I’m still somewhat partial to PDFs because they have a beginning and an end and you can print them out and you can time stamp them and you can stamp them with git commit hashes.
---
Slide 12
This git hash looks pretty hairy but it actually provides a hook by which we can really hold provenance
So can include metadata we get from the LIMS, what we alignments and variants calls from CBMi-Seq and everything downstream from there
---
Slide 13
So what’s the glue brings from raw data to Sweave reports.
For a long time it was Make. Make is a build system designed to compile C programs but it has been really useful in for bioinformatics because it provides a syntax for describing how to convert one type of file to another based on filename suffixes.
That is 95% of all analytical pipelines.
But Make has some limitations that are frustrating to work with. And that’s where this genius Johannes Koster basically solved all those by basically subsuming the entirety of python into the domain specific language.
---
Slide 14
But what is really attractive for me is the ability to keep an entire workflow encapsulated in the Snakefile.
So all the input, outputs, and intermediates are all first-class citizens in the Snakefile, so the same code that runs the alignments can also kick off the Sweave scripts and also produce Markdown web pages that we can display in a portal.
---
Slide 15
So what is that portal. Where do we put the deliverables?

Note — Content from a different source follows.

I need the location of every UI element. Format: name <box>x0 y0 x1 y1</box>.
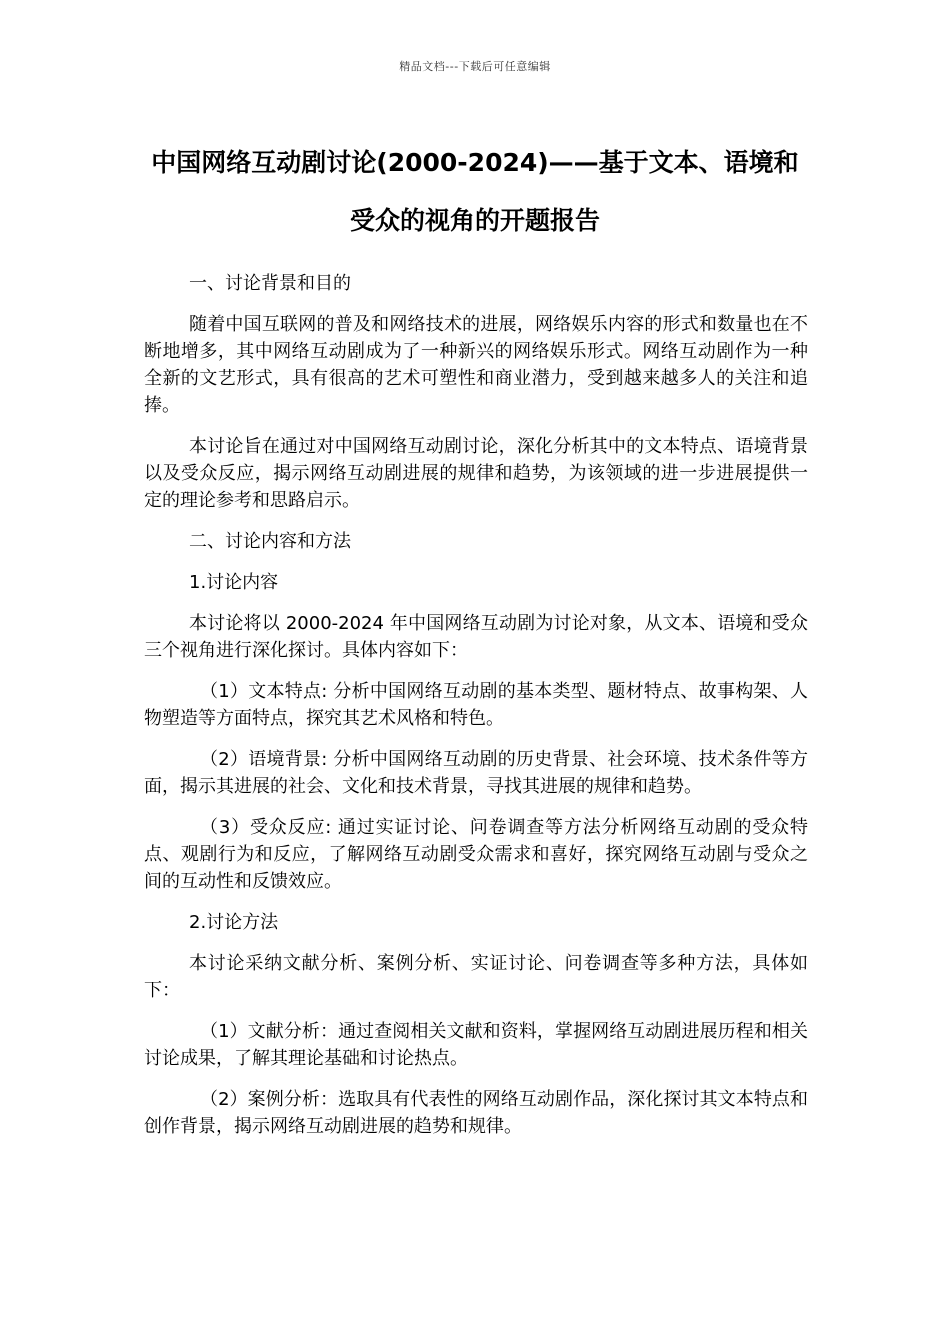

For a long time they were being emailed, or put in DropBox. These both present big disadvantages in terms of persistence, and access, and also technically I’m not sure we’re supposed to use DropBox.
We could in theory use Github since it has a lot of utility for displaying Markdown and it has issue tracking, but the authentication in github is crude and you can’t really put big files in there, it’s just not organized the way an investigator would want to use them.

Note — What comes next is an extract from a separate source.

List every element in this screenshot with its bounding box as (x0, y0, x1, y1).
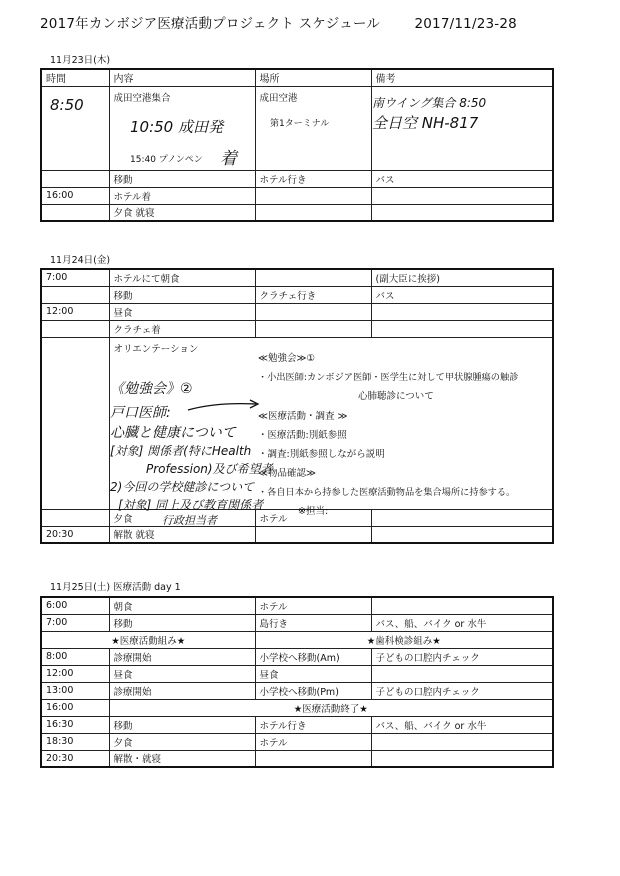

MyBiC is a Django-based delivery portal that I created to serve as a delivery portal for analyses. MyBiC provides an Users/Labs/Groups authentication scheme, search, news, and trackingProjects within MyBiC can be created in Markdown or HTML and can be loaded directly from Github or from the disk. The MyBiC server has a read-only mount to the Isilon, so even very large files can be served.
---
Slide 16
OS-level virtualization
Unlike a virtual machine which talks to the hardware through a translator, the docker engine is much more lightweight.
And Unlike a VM which is kind of a stateful machine you massage into place, a docker container is run off of a reproducible configured script called a Dockerfile which makes it “literate”, if that were a terms DevOps people used.

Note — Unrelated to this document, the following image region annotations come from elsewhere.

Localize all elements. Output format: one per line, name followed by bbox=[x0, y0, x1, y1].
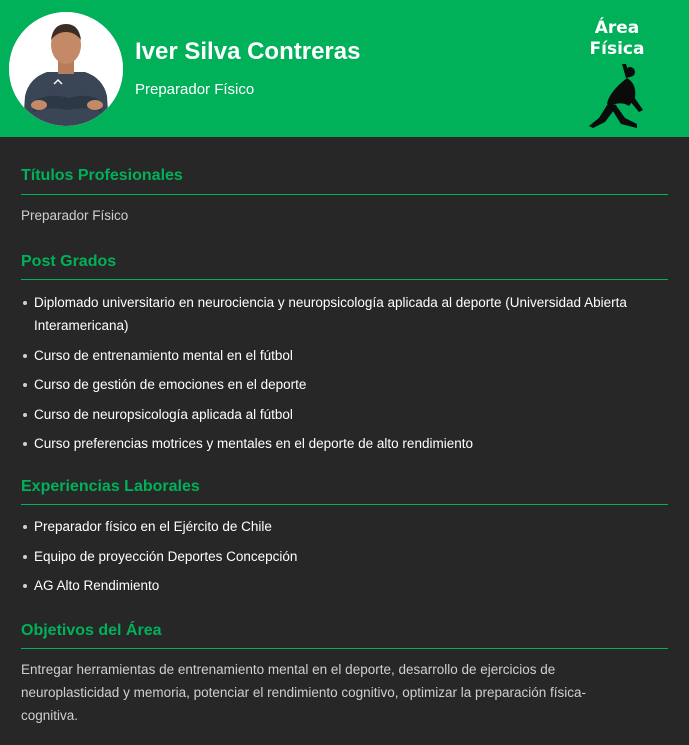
list-item: Curso de gestión de emociones en el deporte bbox=[21, 373, 661, 396]
section-title-objetivos: Objetivos del Área bbox=[21, 622, 162, 639]
section-divider bbox=[21, 504, 668, 505]
avatar-photo bbox=[9, 12, 123, 126]
area-badge bbox=[578, 18, 656, 130]
experiencias-list bbox=[21, 515, 661, 604]
exercise-figure-icon bbox=[585, 62, 649, 130]
profile-header bbox=[0, 0, 689, 137]
titulos-text: Preparador Físico bbox=[21, 208, 129, 223]
profile-role: Preparador Físico bbox=[135, 81, 255, 98]
profile-name: Iver Silva Contreras bbox=[135, 38, 361, 65]
section-title-experiencias: Experiencias Laborales bbox=[21, 478, 200, 495]
section-divider bbox=[21, 648, 668, 649]
section-divider bbox=[21, 194, 668, 195]
list-item: Curso preferencias motrices y mentales en el deporte de alto rendimiento bbox=[21, 432, 661, 455]
section-title-titulos: Títulos Profesionales bbox=[21, 167, 183, 184]
avatar bbox=[9, 12, 123, 126]
list-item: Preparador físico en el Ejército de Chile bbox=[21, 515, 661, 538]
list-item: Curso de entrenamiento mental en el fútbol bbox=[21, 344, 661, 367]
list-item: Equipo de proyección Deportes Concepción bbox=[21, 545, 661, 568]
list-item: Curso de neuropsicología aplicada al fútbol bbox=[21, 403, 661, 426]
section-divider bbox=[21, 279, 668, 280]
postgrados-list bbox=[21, 291, 661, 462]
area-label: Área Física bbox=[589, 18, 645, 59]
objetivos-text: Entregar herramientas de entrenamiento mental en el deporte, desarrollo de ejercicios de neuroplasticidad y memoria, potenciar el rendimiento cognitivo, optimizar la preparación física-cognitiva. bbox=[21, 662, 587, 723]
list-item: Diplomado universitario en neurociencia y neuropsicología aplicada al deporte (Universidad Abierta Interamericana) bbox=[21, 291, 661, 337]
list-item: AG Alto Rendimiento bbox=[21, 574, 661, 597]
section-title-postgrados: Post Grados bbox=[21, 253, 117, 270]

Once a program is dockerized it can be run without installing it.
It lives inside a container and it only knows what you tell it as far as network ports, permissions, file volumes.
This has great appeal for anyone who has ever tried to install software.
---
Slide 17
The question is what do we get from dockerizing an entire analysis
For one it will be trivial to send an entire workflow to a colleague or a journal and say have at it and they can hit the ground running
But even if we don’t do that it should be much easier for a website like MyBiC to execute a workflow.
In my mind I can see how this could accelerate the edit cycle I mentioned earlier.
Sometimes they’re hunting for p-values but often they are just exploring the data. The problem is it ties up a lot of our time just reading emails and re-running analyses. This is what I call the “parameter purgatory”
So tradiitonaly we could build full scale web apps in Shiny (Pichai and Jim have done this), but that’s really better for traditional database-driven portals, sometimes we just want to write and analyses once and then choose parameters from there. You don’t want to build an analysis to do some kind of meta-analysis.